Evaluation of a Benzodiazepine Immunoassay for Urine Drug Testing in Clinical Specimens.

Abstract

Background: Benzodiazepines are commonly prescribed medications frequently linked to instances of abuse and overdose. Historically, FDA-cleared benzodiazepine urine immunoassays cross-react poorly with glucuronidated benzodiazepine metabolites, leading to false negatives. Clinical laboratories have addressed this deficiency by creating laboratory-developed tests (LDTs) that incorporate a beta-glucuronidase hydrolysis step to increase the clinical sensitivity of these assays.

Methods: Performance characteristics of 2 FDA-cleared benzodiazepine urine immunoassays (Benzodiazepines Plus, no glucuronidase and Benzodiazepines II, with glucuronidase; Roche Diagnostics) and a previously described benzodiazepine immunoassay LDT (with glucuronidase) were evaluated using 258 clinical urine specimens. The positive immunoassay cutoff was set at 200 ng/mL of nordiazepam and results were compared to an LC-MS/MS benzodiazepine LDT. Clinical sensitivity, specificity, precision, and immunoassay cross-reactivity were determined for all 3 immunoassays.

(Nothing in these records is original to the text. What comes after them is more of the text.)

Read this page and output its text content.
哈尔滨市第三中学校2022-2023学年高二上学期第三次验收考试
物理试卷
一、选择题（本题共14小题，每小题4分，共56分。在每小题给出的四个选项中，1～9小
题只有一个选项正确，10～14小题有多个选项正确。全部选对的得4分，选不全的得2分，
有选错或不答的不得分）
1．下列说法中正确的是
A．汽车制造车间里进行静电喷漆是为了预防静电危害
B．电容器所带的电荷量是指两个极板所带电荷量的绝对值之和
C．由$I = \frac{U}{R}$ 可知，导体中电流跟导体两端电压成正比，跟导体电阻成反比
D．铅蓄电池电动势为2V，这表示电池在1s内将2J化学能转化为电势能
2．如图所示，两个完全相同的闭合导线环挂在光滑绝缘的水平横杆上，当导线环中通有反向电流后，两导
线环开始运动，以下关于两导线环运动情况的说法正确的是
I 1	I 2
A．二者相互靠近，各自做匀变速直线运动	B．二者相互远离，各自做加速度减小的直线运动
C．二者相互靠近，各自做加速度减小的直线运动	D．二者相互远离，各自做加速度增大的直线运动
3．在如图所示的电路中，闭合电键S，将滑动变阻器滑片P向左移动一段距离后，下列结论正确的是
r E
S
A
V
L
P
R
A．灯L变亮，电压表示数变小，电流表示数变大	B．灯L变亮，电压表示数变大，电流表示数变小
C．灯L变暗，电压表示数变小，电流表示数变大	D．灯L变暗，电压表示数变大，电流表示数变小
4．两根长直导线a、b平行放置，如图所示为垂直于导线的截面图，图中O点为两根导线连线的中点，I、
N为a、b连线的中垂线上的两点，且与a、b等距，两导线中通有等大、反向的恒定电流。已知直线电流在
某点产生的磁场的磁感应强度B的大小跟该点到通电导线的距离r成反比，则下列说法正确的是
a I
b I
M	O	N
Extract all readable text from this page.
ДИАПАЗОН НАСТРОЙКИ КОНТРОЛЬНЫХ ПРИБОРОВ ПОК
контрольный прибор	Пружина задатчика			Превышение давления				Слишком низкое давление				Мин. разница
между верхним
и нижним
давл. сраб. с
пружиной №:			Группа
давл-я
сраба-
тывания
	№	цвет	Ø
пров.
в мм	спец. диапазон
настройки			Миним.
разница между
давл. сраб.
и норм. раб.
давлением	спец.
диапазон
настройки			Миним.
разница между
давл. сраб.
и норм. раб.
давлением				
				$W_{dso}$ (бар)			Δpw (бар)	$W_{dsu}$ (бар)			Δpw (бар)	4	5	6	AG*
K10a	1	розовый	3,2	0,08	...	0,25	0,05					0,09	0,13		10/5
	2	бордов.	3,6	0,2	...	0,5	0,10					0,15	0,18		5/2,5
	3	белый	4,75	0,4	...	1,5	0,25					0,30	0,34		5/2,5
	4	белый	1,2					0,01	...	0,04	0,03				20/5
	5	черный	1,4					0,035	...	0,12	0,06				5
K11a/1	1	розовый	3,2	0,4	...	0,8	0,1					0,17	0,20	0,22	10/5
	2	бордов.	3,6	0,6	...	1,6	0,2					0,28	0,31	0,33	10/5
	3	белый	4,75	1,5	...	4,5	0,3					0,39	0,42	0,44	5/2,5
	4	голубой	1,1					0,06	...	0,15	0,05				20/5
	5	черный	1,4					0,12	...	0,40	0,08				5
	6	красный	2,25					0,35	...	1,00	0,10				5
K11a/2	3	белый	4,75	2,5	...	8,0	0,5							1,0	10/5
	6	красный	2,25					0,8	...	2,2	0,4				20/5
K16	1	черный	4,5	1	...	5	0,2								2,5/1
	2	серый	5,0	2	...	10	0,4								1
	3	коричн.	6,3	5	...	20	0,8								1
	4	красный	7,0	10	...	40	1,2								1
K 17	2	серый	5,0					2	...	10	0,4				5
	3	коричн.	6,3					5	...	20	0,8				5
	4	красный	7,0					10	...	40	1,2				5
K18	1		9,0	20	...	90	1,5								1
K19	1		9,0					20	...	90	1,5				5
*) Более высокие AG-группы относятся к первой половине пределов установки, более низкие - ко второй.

Results: The Benzodiazepines II and LDT immunoassays exhibited greater clinical sensitivity (100% and 95.2%) compared to the Benzodiazepines Plus assay (66.7%). Clinical specificity of 100% was observed for all 3 assays. Immunoassay response of the Benzodiazepines II assay was greater across the range of concentrations tested (100-1000 ng/mL) relative to the other immunoassays and was the most sensitive immunoassay for the detection of lorazepam glucuronide.

Conclusions: The Benzodiazepines II immunoassay demonstrated the greatest clinical and analytical sensitivity compared to the Benzodiazepines Plus and LDT immunoassays. The incorporation of beta-glucuronidase was crucial, as the Benzodiazepines II and LDT immunoassays demonstrated superior clinical sensitivity when compared to the Benzodiazepines Plus immunoassay that does not incorporate a beta-glucuronidase hydrolysis step.